New Batch – Orange Milk
11.1.18 by Ryan Masteller

On November 6, 2018, I will be at my local polling place filling in tiny circles on a ballot while I hope feverishly for an end to madness. But…

This is instead about what’s happening four days before November 6 – on November 2, in fact, if my math is correct. [ED: It checks out.] Because November 2 is going to be the day that determines what I’m going to be listening to on my headphones as I try to keep my pencil from scribbling outside the lines of those really – and I mean seriously – minuscule bubbles next to the people I’m hoping end up in office for the next term. (I feel like I’m taking a scholastic aptitude test or ordering off a sushi menu when I vote. I may need bifocals.)
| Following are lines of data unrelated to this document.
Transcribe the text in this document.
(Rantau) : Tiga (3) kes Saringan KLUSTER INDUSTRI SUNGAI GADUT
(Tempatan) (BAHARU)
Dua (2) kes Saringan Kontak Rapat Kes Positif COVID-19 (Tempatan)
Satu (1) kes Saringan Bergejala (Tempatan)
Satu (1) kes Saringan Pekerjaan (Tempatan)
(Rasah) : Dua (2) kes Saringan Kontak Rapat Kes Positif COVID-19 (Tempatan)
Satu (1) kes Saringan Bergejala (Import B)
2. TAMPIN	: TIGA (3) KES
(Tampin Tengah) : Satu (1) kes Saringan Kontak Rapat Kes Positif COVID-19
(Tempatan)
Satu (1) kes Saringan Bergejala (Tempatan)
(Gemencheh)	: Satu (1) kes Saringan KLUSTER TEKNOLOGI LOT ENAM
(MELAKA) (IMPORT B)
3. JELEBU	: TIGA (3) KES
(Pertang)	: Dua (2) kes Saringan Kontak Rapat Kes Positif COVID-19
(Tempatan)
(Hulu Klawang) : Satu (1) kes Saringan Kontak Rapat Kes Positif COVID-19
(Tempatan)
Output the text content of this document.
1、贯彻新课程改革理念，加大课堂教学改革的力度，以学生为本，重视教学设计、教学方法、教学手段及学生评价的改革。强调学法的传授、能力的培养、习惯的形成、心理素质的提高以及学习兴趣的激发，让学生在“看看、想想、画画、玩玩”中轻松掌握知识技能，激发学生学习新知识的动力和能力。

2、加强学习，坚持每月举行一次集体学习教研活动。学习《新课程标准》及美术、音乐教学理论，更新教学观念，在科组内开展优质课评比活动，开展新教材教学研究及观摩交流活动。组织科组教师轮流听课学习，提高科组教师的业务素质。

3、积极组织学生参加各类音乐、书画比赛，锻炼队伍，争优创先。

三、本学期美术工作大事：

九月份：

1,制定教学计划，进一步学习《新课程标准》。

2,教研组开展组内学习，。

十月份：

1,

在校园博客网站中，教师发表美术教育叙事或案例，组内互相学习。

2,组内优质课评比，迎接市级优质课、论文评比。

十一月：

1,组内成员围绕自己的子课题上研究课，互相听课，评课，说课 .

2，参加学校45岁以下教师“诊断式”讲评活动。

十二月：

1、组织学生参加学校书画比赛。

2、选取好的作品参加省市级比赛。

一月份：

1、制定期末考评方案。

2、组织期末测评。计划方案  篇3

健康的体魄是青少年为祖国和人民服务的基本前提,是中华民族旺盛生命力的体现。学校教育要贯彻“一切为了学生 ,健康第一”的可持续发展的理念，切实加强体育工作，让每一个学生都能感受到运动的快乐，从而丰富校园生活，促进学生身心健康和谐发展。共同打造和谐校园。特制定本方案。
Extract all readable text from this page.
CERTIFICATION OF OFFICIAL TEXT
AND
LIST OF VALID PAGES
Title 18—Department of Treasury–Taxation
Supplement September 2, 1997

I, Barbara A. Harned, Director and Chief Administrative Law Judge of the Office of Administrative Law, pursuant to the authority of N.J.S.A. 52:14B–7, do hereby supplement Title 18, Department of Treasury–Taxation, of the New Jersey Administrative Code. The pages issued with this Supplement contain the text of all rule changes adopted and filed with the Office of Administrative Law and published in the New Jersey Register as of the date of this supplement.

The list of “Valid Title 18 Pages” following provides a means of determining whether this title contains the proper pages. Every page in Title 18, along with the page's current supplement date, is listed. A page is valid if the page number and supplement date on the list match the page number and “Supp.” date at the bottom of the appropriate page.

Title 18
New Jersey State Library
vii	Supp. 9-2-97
November 2: it is on this day that the next Orange Milk batch ships out to the world.

MIC. DROP.

And as we all know, music released on Orange Milk isn’t super conducive to body parts or limbs staying still and not jerking out in various random directions. Still, that’s what I’m gonna listen to. I pray for this country.

SHOEG – Container
Carlos Martorell is Shoeg, a Barcelona-based sound artist whose “Container” is composed of two sidelong collections of “Movements” (1–17 on the A-side, 18–25 on the B). The sides unfold like longform introspective meditations punctuated by perception-shattering bursts of digital noise. Imagine standing on the deck of a container ship (wonder why I thought of that?) or, maybe more accurately, an aircraft carrier – a big damn ship at any rate. Imagine standing there a long time, so long, in fact, that the only way to truly express the time spent standing there is through time-lapse photography, the sensation of unending ocean firing optically through your consciousness. The waves undulate gently and periodic white clouds pass tranquilly overhead across a blazing blue sky. Every now and then an F-16 fighter jet takes off on a test mission.

METORONORI メトロノリ – メトロノリ works 14​-​18 ペール
Do we expect glistening pop music from Orange Milk? Well, we probably should. Hikari Okuyama composes delicious, vibrant, and colorful tunes that dance across the DIY spectrum from the aforementioned pop to glitch to microhouse to off-kilter lounge to burbling sound art. It’s really a cornucopia of stylistic wonder, which is pretty appropriate given our proximity to that cornucopia-celebrating American holiday we call Thanksgiving. Like fractured watercolor or glasswork, Okuyama’s music gleams like light is hitting it constantly, separating it into distinct prismatic patterns. Okuyama’s vocals tie it all together, her gentle voice wisping across her auditory landscape like a specter in a dream. This is inventive ear candy at its best.

PAJJAMA – womb
Norwegian prog goofballs Pajjama released their first tape, “Starch,” on Orange Milk waaaaaay back in 2012 (most of you readers were still babies back then). Today, the band rewinds to the time BEFORE you were babies, back when you were in the womb, with “womb.” But this ain’t no amniotic sac in which you float in stasis – no, “womb” is a technical beast, a massive hybrid of band interplay and digital fuckery that shifts as often as… I’m drawing a blank on something that shifts a lot. (I was gonna do a car comparison, but most cars are automatic these days. Don’t even get me started on Teslas.) Let’s just say that there are many, many shifts, many moods, many tones, many themes, all crammed into a single immense composition spread across the two sides. So if your idea of a good time is the “Thief” soundtrack filtered through a Gameboy, then you’re going to be the biggest Pajjama fan in the world!

TIGER VILLAGE – Tact
Tim Thornton is no stranger to this site, as he haunts our social media presence relentlessly like an unbusted poltergeist (recycled reference alert!). As Tiger Village, he haunts the Orange Milk catalog with “Tact,” a stuttering, globular collection of melted tracks and crisp beats, simultaneously propulsive and stuck in syrup. He does all this while utilizing “user-hostile gear,” wrangling innovative sounds from annoying sources. The tunes poke at you from your speakers, EQ spikes puncturing at you like they were corporeal or something – I found myself ducking constantly in my chair as I listened to “Tact” while working, never sure whether I was going to be shot through with the digital equivalent of porcupine needles. Terrifying? Not sure I’d use that word. Exhilarating? Ah, there it is.

Remember – these tapes drop on Orange Milk November 2, and Election Day is November 6!